A Greensboro home that stayed at $300,000 would owe about $1,749 in city tax under Trey Davis’ proposed rate, down from $2,017.50 last year. But a house that jumped from $250,000 to $325,000 in Guilford County’s revaluation would still see the city bill rise to about $1,894.75, even with the rate cut.

That is the tension inside Davis’ recommended $913.2 million budget for fiscal year 2026-27. The plan would lower Greensboro’s property tax rate to 58.30 cents per $100 of assessed value, down 8.95 cents from 67.25 cents, but the city says its revenue-neutral rate is about 48 cents, or roughly $1,440 on a $300,000 home. Guilford County’s 2026 reappraisal took effect Jan. 1, and new values will show up on July tax bills after notices are mailed early in the year. North Carolina law requires counties to appraise property at 100% of market value and to reappraise at least every eight years.

AI-generated illustration
AI-generated illustration

Davis’ proposal includes a $485.9 million General Fund and a compensation package aimed at keeping city pay competitive. It would add a 2.5% cost-of-living adjustment, average merit raises of 1.5% for general employees, and 4% step increases for sworn public safety employees. Minimum pay would rise from $20 to $21.25 an hour for benefited employees and from $17.21 to $18 an hour for roster employees.

Data visualization chart
Data Visualisation

Public safety sits at the center of the spending plan. The budget keeps money flowing to police, fire, emergency communications, behavioral health response, Guilford Metro 911, contracted security, animal control, fire service agreements, major equipment and public safety technology. It also protects core operating areas that touch daily life in Greensboro, including streets, facilities, utilities, stormwater, water and sewer, solid waste and capital planning.

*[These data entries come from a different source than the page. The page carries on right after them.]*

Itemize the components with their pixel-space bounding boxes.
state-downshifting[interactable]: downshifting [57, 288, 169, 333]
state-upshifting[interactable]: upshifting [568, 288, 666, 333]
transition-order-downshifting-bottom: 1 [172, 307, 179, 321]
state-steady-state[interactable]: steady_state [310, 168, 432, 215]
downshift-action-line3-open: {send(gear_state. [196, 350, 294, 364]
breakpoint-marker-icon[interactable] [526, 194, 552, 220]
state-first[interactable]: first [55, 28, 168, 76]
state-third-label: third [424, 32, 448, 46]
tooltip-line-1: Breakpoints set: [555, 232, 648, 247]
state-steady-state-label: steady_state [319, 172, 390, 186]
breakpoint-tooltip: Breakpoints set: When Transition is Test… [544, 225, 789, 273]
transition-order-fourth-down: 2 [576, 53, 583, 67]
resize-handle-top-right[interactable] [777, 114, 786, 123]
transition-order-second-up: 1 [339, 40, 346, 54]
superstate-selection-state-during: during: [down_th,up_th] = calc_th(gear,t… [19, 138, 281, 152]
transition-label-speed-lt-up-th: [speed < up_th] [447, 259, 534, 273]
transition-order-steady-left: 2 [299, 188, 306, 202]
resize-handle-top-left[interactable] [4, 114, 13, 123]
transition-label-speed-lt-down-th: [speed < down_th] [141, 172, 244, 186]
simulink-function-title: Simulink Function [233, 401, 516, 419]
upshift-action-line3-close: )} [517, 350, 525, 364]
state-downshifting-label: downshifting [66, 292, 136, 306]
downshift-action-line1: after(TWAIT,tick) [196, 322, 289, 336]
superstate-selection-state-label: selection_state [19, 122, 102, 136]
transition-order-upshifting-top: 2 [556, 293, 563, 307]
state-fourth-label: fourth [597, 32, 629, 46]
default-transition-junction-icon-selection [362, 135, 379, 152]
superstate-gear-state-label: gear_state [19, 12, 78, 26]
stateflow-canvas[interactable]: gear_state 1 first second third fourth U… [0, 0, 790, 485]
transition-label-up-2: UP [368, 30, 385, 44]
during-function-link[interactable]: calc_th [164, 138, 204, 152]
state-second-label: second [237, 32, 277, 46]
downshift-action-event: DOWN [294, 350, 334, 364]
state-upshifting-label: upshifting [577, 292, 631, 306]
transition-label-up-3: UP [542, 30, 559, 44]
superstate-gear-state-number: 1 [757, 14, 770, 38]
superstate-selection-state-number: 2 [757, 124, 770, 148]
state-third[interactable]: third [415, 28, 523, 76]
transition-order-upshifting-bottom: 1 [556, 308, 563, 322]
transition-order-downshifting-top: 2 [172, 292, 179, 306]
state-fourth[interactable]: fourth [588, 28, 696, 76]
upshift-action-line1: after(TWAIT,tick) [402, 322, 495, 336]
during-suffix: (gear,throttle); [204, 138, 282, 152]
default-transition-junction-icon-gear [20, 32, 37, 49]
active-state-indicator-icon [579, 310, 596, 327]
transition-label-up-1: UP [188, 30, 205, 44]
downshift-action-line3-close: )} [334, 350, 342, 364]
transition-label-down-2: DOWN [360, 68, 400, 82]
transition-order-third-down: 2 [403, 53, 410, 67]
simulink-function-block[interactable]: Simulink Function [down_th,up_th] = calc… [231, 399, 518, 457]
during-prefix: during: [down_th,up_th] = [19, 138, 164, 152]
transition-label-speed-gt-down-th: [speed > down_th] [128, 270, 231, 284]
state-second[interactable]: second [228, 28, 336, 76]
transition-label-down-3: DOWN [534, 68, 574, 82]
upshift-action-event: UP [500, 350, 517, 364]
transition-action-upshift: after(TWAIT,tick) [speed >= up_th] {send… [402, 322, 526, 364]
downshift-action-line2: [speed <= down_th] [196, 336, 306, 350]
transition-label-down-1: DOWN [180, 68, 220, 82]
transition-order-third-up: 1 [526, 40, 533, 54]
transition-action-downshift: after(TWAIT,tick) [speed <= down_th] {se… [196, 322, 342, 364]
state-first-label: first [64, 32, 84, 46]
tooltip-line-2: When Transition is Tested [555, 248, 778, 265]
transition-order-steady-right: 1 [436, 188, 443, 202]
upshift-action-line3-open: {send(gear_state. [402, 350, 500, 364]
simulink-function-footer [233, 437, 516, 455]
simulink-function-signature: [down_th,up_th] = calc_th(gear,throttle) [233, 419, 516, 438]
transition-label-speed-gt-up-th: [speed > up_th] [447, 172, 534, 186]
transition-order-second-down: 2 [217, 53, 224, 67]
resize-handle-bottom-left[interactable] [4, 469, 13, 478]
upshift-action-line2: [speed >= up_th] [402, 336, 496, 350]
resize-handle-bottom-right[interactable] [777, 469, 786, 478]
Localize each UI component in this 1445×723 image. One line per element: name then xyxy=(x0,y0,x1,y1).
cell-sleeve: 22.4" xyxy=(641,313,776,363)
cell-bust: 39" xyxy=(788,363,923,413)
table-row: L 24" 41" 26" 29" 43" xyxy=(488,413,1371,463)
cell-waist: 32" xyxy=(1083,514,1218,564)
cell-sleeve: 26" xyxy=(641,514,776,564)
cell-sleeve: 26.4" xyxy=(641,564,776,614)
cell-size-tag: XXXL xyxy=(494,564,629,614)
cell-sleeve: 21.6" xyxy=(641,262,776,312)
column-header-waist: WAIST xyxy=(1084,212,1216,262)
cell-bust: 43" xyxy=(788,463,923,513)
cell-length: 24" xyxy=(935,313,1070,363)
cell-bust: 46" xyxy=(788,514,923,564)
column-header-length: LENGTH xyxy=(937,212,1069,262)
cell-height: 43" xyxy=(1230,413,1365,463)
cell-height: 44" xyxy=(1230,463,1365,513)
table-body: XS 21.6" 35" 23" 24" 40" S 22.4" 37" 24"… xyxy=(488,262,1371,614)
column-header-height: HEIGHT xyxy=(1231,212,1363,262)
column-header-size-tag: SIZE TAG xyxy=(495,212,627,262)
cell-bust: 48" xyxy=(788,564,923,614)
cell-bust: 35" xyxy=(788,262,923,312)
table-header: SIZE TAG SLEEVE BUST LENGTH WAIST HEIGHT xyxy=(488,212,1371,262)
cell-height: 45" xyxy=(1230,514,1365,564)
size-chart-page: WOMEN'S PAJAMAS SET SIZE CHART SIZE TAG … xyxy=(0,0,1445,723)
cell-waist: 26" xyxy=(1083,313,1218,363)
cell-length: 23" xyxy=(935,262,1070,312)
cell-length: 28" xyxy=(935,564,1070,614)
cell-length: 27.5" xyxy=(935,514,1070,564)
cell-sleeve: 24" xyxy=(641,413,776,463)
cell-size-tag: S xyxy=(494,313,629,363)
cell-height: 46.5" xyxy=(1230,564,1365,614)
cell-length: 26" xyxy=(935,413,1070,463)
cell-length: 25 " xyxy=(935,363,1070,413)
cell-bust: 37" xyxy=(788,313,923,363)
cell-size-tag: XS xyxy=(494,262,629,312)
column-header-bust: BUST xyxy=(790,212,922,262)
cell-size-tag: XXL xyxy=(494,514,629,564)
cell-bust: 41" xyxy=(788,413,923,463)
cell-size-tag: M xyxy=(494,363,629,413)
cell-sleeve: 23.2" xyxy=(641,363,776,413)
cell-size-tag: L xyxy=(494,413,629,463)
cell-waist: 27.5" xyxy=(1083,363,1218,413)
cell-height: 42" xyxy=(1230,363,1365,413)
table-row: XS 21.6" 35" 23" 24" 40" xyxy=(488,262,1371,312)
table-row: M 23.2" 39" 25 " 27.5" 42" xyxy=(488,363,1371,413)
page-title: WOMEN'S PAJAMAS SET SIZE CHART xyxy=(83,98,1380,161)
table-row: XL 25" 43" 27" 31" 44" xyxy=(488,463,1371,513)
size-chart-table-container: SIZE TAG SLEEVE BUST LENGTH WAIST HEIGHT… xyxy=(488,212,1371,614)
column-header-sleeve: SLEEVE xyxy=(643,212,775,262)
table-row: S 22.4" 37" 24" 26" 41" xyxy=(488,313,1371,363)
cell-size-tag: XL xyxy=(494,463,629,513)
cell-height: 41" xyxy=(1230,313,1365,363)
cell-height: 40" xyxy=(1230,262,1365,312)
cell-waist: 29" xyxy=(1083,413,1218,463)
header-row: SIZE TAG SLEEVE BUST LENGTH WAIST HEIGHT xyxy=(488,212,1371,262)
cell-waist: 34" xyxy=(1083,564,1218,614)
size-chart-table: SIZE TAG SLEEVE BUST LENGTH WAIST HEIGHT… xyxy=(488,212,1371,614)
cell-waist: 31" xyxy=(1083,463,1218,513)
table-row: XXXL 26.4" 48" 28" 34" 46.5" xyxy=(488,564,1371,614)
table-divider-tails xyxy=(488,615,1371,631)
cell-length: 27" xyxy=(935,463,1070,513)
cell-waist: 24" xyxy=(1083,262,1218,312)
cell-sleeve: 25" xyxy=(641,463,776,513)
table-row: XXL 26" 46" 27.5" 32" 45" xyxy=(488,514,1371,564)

Housing remains another major line of investment. The budget continues support for homeowner assistance, down-payment help, housing preservation, multifamily production and the Road to 10,000 housing initiative. Those efforts tie back to Housing GSO, the city’s 10-year affordable housing plan approved in 2020, which focuses on affordable rental homes, neighborhood reinvestment, homeownership access and supportive housing.

The new proposal is also notably larger than the $830.6 million budget Greensboro adopted on June 17, 2025, when Council kept the tax rate at 67.25 cents and backed continued work on public safety and infrastructure. That earlier budget included water-main rehabilitation, sewer work, street resurfacing, stormwater improvements and bridge repair.

The Greensboro City Council will hold a public hearing on June 2 and is scheduled to consider final adoption on June 16, just as Guilford County’s roughly 222,000-parcel reappraisal keeps reshaping what the city’s lower rate will mean at the kitchen table.